Bij brief van 28 november 2022 heeft RMSI aan Grafix onder meer het volgende bericht:
“(…)
RMSI hereby provides Grafix a notice of material default under the IP clauses of the Term Sheet, schedule 1 Settlement Agreement, with a 30 business day term to perform, meaning: to comply with all demands made in the cease and desist letters sent to Grafix between 11 January 2022 and 4 August 2022. In the absence of compliance, or alternatively a settlement between RMSI and Grafix/CCG to be signed ultimately on 10 January 2023, the Additional Settlement Agreement including the export authorization is automatically terminated as per it January 2023 as a result of this notification.
(…)”.
Procedure in eerste aanleg
3.2.1.In deze procedure heeft Grafix in eerste aanleg gevorderd:
1. RMSI te veroordelen om, onmiddellijk na betekening van het vonnis, VSO II en de overige tussen partijen geldende overeenkomsten blijvend en deugdelijk na te
komen, waaronder in ieder geval wordt begrepen om de fabrieken van Grafix in
China te registreren en geregistreerd te houden bij de Chinese douane, op straffe van
een dwangsom van € 10.000,- per gehele of gedeeltelijke overtreding, alsmede voor elke dag of dagdeel dat deze overtreding voortduurt,
2. RMSI te veroordelen tot vergoeding aan Grafix van de volledige proceskosten, op
de voet van art. 1019h Rv, te vermeerderen met wettelijke rente,
3. De termijn voor het instellen van de eis in de hoofdzaak ex art. 1019i Rv in te
stellen op zes maanden na de datum van dit vonnis.
3.2.2.Grafix heeft daaraan ten grondslag gelegd dat RMS c.s. gehouden is tot nakoming van VSO II en de overige tussen partijen geldende overeenkomsten, waaronder de verplichting tot instandhouding van de registratie van Grafix en de door haar gebruikte fabrieken als ‘authorized user’ bij de Chinese douane (hierna ook: de douane-registratie). Beëindiging van VSO II is onrechtmatig en heeft tot gevolg dat Grafix in haar toeleveringsmogelijkheden wordt geschaad, aldus Grafix.

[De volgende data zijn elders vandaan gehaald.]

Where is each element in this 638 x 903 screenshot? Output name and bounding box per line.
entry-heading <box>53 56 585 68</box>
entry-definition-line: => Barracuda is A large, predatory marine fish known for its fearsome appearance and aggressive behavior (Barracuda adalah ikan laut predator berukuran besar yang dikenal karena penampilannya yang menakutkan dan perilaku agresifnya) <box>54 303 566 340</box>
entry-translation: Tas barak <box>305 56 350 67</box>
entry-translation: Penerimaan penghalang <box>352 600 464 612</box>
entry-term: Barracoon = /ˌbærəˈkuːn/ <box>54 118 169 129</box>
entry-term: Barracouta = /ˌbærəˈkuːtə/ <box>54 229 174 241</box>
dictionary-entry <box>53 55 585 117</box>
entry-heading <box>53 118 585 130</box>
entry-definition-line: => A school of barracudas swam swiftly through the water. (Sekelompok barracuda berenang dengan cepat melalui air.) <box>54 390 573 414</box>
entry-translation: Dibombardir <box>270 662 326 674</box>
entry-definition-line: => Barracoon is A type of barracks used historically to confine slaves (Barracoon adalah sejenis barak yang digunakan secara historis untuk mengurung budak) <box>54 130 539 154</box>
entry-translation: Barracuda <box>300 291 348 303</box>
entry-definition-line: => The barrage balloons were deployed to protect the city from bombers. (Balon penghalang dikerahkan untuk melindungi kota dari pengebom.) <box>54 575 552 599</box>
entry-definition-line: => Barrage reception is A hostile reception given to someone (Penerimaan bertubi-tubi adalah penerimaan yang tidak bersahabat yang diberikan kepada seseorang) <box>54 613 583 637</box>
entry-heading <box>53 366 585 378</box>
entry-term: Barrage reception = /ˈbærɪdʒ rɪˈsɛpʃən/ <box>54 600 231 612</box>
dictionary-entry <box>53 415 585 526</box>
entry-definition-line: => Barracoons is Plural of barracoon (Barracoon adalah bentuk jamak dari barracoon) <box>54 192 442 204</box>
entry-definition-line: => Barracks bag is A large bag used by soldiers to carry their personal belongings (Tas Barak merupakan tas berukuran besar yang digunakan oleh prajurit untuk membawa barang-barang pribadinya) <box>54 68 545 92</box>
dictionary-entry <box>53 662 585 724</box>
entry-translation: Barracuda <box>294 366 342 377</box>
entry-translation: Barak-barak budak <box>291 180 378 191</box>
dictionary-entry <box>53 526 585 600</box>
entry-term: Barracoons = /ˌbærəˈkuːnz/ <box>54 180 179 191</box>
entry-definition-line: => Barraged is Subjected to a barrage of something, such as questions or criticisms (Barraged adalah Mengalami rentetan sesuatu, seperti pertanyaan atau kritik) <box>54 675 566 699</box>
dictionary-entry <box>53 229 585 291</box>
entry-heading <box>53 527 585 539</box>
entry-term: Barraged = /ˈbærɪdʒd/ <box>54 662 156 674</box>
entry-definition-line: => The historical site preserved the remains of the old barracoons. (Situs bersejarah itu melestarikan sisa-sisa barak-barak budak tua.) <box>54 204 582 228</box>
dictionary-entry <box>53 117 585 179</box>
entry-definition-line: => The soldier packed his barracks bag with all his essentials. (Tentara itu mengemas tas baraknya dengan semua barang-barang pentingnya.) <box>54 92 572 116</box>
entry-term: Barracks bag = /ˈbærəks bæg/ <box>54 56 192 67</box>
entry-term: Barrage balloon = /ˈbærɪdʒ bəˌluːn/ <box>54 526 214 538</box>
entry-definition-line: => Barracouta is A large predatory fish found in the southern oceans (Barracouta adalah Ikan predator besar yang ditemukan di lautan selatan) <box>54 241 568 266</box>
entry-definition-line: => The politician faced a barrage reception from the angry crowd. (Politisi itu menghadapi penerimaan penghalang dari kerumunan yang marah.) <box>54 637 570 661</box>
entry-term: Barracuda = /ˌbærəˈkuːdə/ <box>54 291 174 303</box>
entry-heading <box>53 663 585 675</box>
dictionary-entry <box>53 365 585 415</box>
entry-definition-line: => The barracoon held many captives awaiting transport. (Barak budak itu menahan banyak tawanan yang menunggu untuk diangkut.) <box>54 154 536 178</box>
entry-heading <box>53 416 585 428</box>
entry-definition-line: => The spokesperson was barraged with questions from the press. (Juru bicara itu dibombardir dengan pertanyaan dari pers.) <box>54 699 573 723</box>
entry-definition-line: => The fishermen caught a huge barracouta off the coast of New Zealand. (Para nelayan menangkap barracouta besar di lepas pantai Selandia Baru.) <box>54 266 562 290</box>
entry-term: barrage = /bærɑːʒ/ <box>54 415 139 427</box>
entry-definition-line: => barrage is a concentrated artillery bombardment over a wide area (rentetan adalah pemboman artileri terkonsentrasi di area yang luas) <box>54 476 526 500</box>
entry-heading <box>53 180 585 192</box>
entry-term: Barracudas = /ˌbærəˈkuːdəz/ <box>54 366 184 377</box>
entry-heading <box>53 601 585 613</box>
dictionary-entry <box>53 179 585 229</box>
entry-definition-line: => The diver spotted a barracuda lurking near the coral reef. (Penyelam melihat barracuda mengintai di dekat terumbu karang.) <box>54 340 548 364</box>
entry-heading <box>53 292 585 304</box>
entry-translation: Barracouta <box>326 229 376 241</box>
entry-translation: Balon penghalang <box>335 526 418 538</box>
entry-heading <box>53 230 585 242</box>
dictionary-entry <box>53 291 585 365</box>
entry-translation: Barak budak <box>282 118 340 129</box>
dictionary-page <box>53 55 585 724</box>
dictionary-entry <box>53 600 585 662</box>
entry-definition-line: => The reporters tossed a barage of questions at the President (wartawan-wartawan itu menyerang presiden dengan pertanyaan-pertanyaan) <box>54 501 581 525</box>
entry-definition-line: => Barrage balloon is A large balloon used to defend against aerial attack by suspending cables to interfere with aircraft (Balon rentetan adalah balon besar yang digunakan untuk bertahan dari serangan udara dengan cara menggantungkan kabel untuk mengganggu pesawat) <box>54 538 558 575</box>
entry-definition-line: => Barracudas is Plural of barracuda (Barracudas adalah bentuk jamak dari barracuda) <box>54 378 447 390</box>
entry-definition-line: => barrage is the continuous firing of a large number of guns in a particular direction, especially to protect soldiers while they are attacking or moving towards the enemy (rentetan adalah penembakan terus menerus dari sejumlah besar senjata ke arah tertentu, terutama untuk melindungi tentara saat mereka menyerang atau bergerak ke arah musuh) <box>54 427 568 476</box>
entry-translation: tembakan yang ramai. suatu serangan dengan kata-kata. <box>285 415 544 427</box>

3.2.3.In het bestreden vonnis heeft de voorzieningenrechter de vorderingen van Grafix afgewezen en Grafix in de proceskosten veroordeeld.
Procedure in hoger beroep
3.3.1.Grafix heeft in hoger beroep vijf grieven aangevoerd. Grafix heeft geconcludeerd tot vernietiging van het bestreden vonnis en tot het toewijzen van de als volgt gewijzigde vorderingen (verkort weergegeven):
1. RMS c.s. te gebieden om blijvend ervoor te zorgen, waaronder wordt begrepen RMS Shanghai te bewegen ervoor te zorgen, dat alle door Grafix in China ingeschakelde fabrieken en andere leveranciers als 'authorized user' in China geregistreerd zijn bij de Chinese douane of dit op eerste verzoek van Grafix worden, op straffe van een dwangsom;
2. RMS c.s. hoofdelijk te veroordelen om VSO II en de overige tussen partijen geldende overeenkomsten blijvend en deugdelijk na te komen, waaronder in ieder geval wordt begrepen om de fabrieken van Grafix in China te registreren en geregistreerd te houden bij de Chinese douane, op straffe van een dwangsom;
3. RMS c.s. hoofdelijk te veroordelen tot vergoeding aan Grafix van de proceskosten op de voet van artikel 1019h Rv, te vermeerderen met wettelijke rente.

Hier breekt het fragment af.